“111”引智平台“高等并行计算机系统结构”系列讲座——Seminars on Advanced Parallel Computer Architecture
Advanced Topics in Computer Architecture

报告题目:Toward Exascale Resilience

报告人:Mattan Erez, 副教授,美国德克萨斯大学奥斯汀分校(University of Texas at Austin, USA)






The march toward supercomputing performance that reaches exaflops and the scientific applications that scale to utilize them continues at a steady pace. Along the way, resilience concerns and fears are increasing in importance and prominence. In this short course I will give an overview of different fault, error, and failure modes, and discuss their importance and some common and widely-diverging estimates of their expected rates. I will then discuss various solutions that span both incremental and more revolutionary potential solutions. I will describe the memory system in detail as it plays a major role in current resilient platforms and then describe various proposed techniques that span multiple system layers, from hardware to runtimes to the programmer, algorithm, and tools. This short course will be researchy in nature as this is a relatively new and rapidly evolving topic.
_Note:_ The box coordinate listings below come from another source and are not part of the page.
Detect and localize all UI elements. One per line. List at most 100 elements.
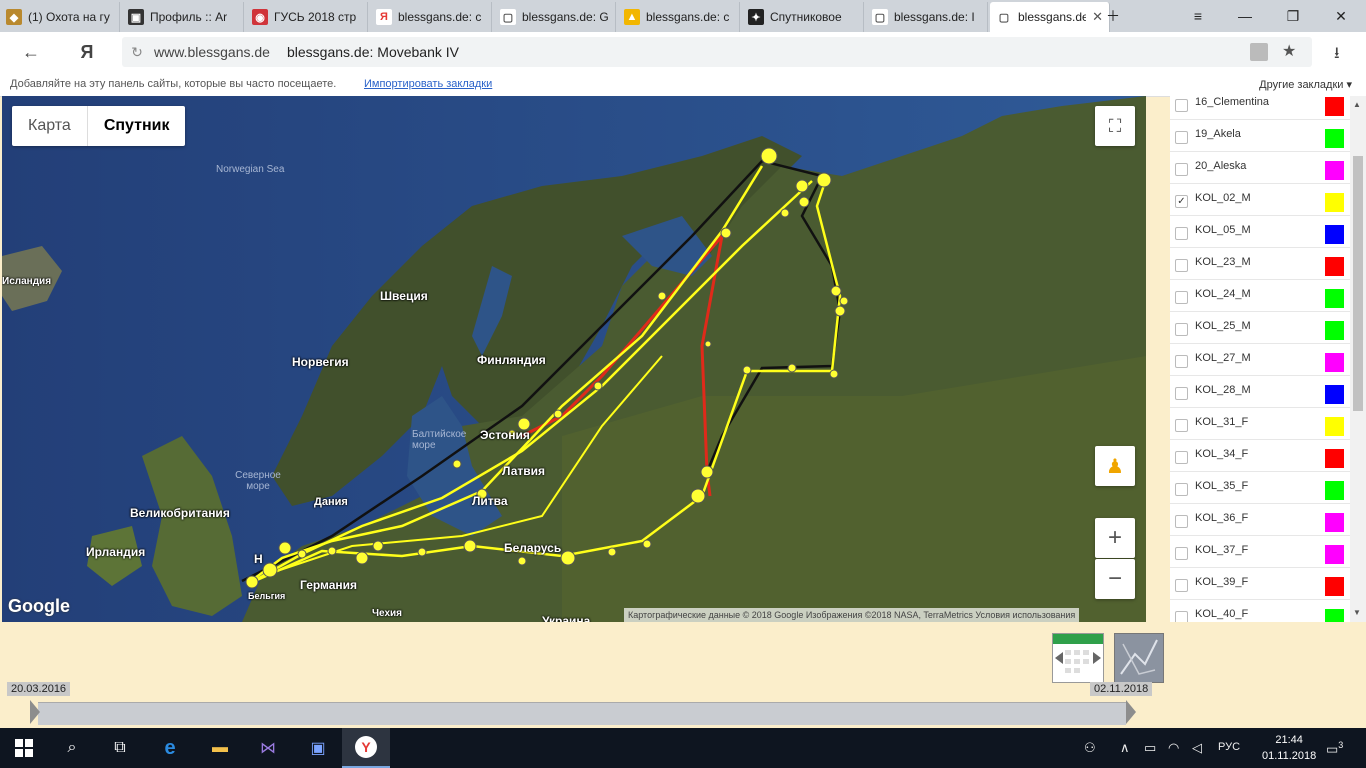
bird-checkbox[interactable] xyxy=(1175,483,1188,496)
bird-color-swatch xyxy=(1325,481,1344,500)
tab-6[interactable]: ▲ blessgans.de: c xyxy=(618,2,740,32)
yandex-logo-icon[interactable]: Я xyxy=(72,38,102,66)
bird-row[interactable]: 19_Akela xyxy=(1170,122,1350,152)
scroll-up-icon[interactable]: ▲ xyxy=(1353,100,1361,109)
timeline-end-handle[interactable] xyxy=(1126,700,1136,724)
pegman-icon[interactable]: ♟ xyxy=(1095,446,1135,486)
other-bookmarks[interactable]: Другие закладки ▾ xyxy=(1259,78,1352,91)
people-icon[interactable]: ⚇ xyxy=(1084,740,1096,756)
bird-checkbox[interactable] xyxy=(1175,323,1188,336)
restore-button[interactable]: ❐ xyxy=(1270,0,1316,32)
bird-row[interactable]: KOL_35_F xyxy=(1170,474,1350,504)
close-window-button[interactable]: ✕ xyxy=(1318,0,1364,32)
bird-checkbox[interactable] xyxy=(1175,227,1188,240)
menu-icon[interactable]: ≡ xyxy=(1175,0,1221,32)
tab-2[interactable]: ▣ Профиль :: Ar xyxy=(122,2,244,32)
omnibox[interactable]: ↻ www.blessgans.de blessgans.de: Moveban… xyxy=(122,37,1312,67)
tab-8[interactable]: ▢ blessgans.de: I xyxy=(866,2,988,32)
bird-checkbox[interactable] xyxy=(1175,99,1188,112)
file-explorer-icon[interactable]: ▬ xyxy=(196,728,244,768)
czech-label: Чехия xyxy=(372,608,402,619)
calendar-icon[interactable] xyxy=(1052,633,1104,683)
bird-checkbox[interactable] xyxy=(1175,611,1188,622)
bird-checkbox[interactable] xyxy=(1175,131,1188,144)
bird-name: KOL_36_F xyxy=(1195,512,1249,524)
tab-7[interactable]: ✦ Спутниковое xyxy=(742,2,864,32)
timeline-start-handle[interactable] xyxy=(30,700,40,724)
map-view[interactable]: Карта Спутник ⛶ ♟ + − Norwegian Sea Исла… xyxy=(2,96,1146,622)
map-view-button[interactable]: Карта xyxy=(12,106,87,146)
url-domain: www.blessgans.de xyxy=(154,44,270,60)
tab-4[interactable]: Яblessgans.de: c xyxy=(370,2,492,32)
bird-row[interactable]: KOL_05_M xyxy=(1170,218,1350,248)
bird-checkbox[interactable] xyxy=(1175,547,1188,560)
bird-checkbox[interactable] xyxy=(1175,163,1188,176)
minimize-button[interactable]: — xyxy=(1222,0,1268,32)
bird-checkbox[interactable] xyxy=(1175,387,1188,400)
reload-icon[interactable]: ↻ xyxy=(128,43,146,61)
bird-row[interactable]: KOL_25_M xyxy=(1170,314,1350,344)
save-app-icon[interactable]: ▣ xyxy=(294,728,342,768)
bird-list-scrollbar[interactable]: ▲ ▼ xyxy=(1350,96,1366,622)
satellite-view-button[interactable]: Спутник xyxy=(86,106,186,146)
timeline-slider[interactable] xyxy=(38,702,1126,725)
bird-row[interactable]: KOL_37_F xyxy=(1170,538,1350,568)
edge-icon[interactable]: e xyxy=(146,728,194,768)
bird-checkbox[interactable] xyxy=(1175,291,1188,304)
satellite-thumbnail xyxy=(1115,634,1163,682)
zoom-out-button[interactable]: − xyxy=(1095,559,1135,599)
map-attribution[interactable]: Картографические данные © 2018 Google Из… xyxy=(624,608,1080,622)
battery-icon[interactable]: ▭ xyxy=(1144,740,1156,756)
scroll-thumb[interactable] xyxy=(1353,156,1363,411)
import-bookmarks-link[interactable]: Импортировать закладки xyxy=(364,78,492,90)
tray-chevron-icon[interactable]: ∧ xyxy=(1120,740,1130,756)
satellite-layer-icon[interactable] xyxy=(1114,633,1164,683)
tab-1[interactable]: ◆ (1) Охота на гу xyxy=(0,2,120,32)
download-icon[interactable]: ⭳ xyxy=(1334,42,1340,69)
windows-start-icon[interactable] xyxy=(0,728,48,768)
bird-row[interactable]: 20_Aleska xyxy=(1170,154,1350,184)
fullscreen-icon[interactable]: ⛶ xyxy=(1095,106,1135,146)
bird-row[interactable]: KOL_27_M xyxy=(1170,346,1350,376)
sweden-label: Швеция xyxy=(380,289,428,303)
bird-name: 19_Akela xyxy=(1195,128,1241,140)
bird-checkbox[interactable] xyxy=(1175,451,1188,464)
bird-row[interactable]: KOL_39_F xyxy=(1170,570,1350,600)
bird-row[interactable]: ✓ KOL_02_M xyxy=(1170,186,1350,216)
tab-3[interactable]: ◉ ГУСЬ 2018 стр xyxy=(246,2,368,32)
bird-row[interactable]: KOL_40_F xyxy=(1170,602,1350,622)
bird-checkbox[interactable] xyxy=(1175,355,1188,368)
bird-row[interactable]: KOL_31_F xyxy=(1170,410,1350,440)
zoom-in-button[interactable]: + xyxy=(1095,518,1135,558)
bird-row[interactable]: KOL_36_F xyxy=(1170,506,1350,536)
bird-checkbox[interactable] xyxy=(1175,259,1188,272)
volume-icon[interactable]: ◁ xyxy=(1192,740,1202,756)
bird-row[interactable]: KOL_28_M xyxy=(1170,378,1350,408)
tab-5[interactable]: ▢ blessgans.de: G xyxy=(494,2,616,32)
notifications-icon[interactable]: ▭3 xyxy=(1326,740,1343,757)
task-view-icon[interactable]: ⧉ xyxy=(96,728,144,768)
search-icon[interactable]: ⌕ xyxy=(48,728,96,768)
bird-row[interactable]: KOL_34_F xyxy=(1170,442,1350,472)
language-indicator[interactable]: РУС xyxy=(1218,741,1240,753)
tab-title: Спутниковое xyxy=(770,10,842,24)
yandex-browser-icon[interactable]: Y xyxy=(342,728,390,768)
scroll-down-icon[interactable]: ▼ xyxy=(1353,608,1361,617)
bird-row[interactable]: KOL_23_M xyxy=(1170,250,1350,280)
wifi-icon[interactable]: ◠ xyxy=(1168,740,1179,756)
back-arrow-icon[interactable]: ← xyxy=(16,38,46,66)
bookmark-star-icon[interactable]: ★ xyxy=(1282,41,1296,61)
tab-title: Профиль :: Ar xyxy=(150,10,228,24)
new-tab-button[interactable]: ＋ xyxy=(1090,0,1136,32)
clock[interactable]: 21:44 01.11.2018 xyxy=(1262,732,1316,764)
visual-studio-icon[interactable]: ⋈ xyxy=(244,728,292,768)
bird-checkbox[interactable] xyxy=(1175,419,1188,432)
bird-row[interactable]: KOL_24_M xyxy=(1170,282,1350,312)
bird-checkbox[interactable] xyxy=(1175,515,1188,528)
bird-checkbox[interactable]: ✓ xyxy=(1175,195,1188,208)
bird-row[interactable]: 16_Clementina xyxy=(1170,96,1350,120)
belarus-label: Беларусь xyxy=(504,541,562,555)
bird-checkbox[interactable] xyxy=(1175,579,1188,592)
reader-icon[interactable] xyxy=(1250,43,1268,61)
tab-title: blessgans.de: c xyxy=(398,10,482,24)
Mattan Erez is an Associate Professor at the Department of Electrical and Computer Engineering at the University of Texas at Austin. His research focuses on improving the performance, efficiency, and scalability of computing systems through advances in hardware architecture, software systems, and programming models. The vision is to increase the cooperation across system layers and develop flexible and adaptive mechanisms for proportional resource usage. Mattan received a B.Sc. in Electrical Engineering and a B.A. in Physics from the Technion, Israel Institute of Technology and his M.S and Ph.D. in Electrical Engineering from Stanford University. He is a recipient of a 2012 Presidential Early Career Award in Science and Engineering (PECASE; awarded 2014), a 2012 Early Career Research Award from the Department of Energy, and a 2010 NSF CAREER Award.

Mattan Erez是美国得克萨斯大学奥斯汀分校电子与计算机工程系副教授。他的研究兴趣主要在于如何通过发展硬件体系结构、软件系统和编程模型来提升计算系统的性能、效率和可扩展性,为获得灵活、自适应的资源均衡利用机制进行广泛的跨不同系统层次的协作。Mattan在以色列理工学院获得电子工程和物理学双学士,在斯坦福大学获得电子工程硕士和博士学位。他是2012年美国科学与工程青年科学家总统奖、美国能源部青年科学家奖和2010年美国自然基金青年科学家奖获得者。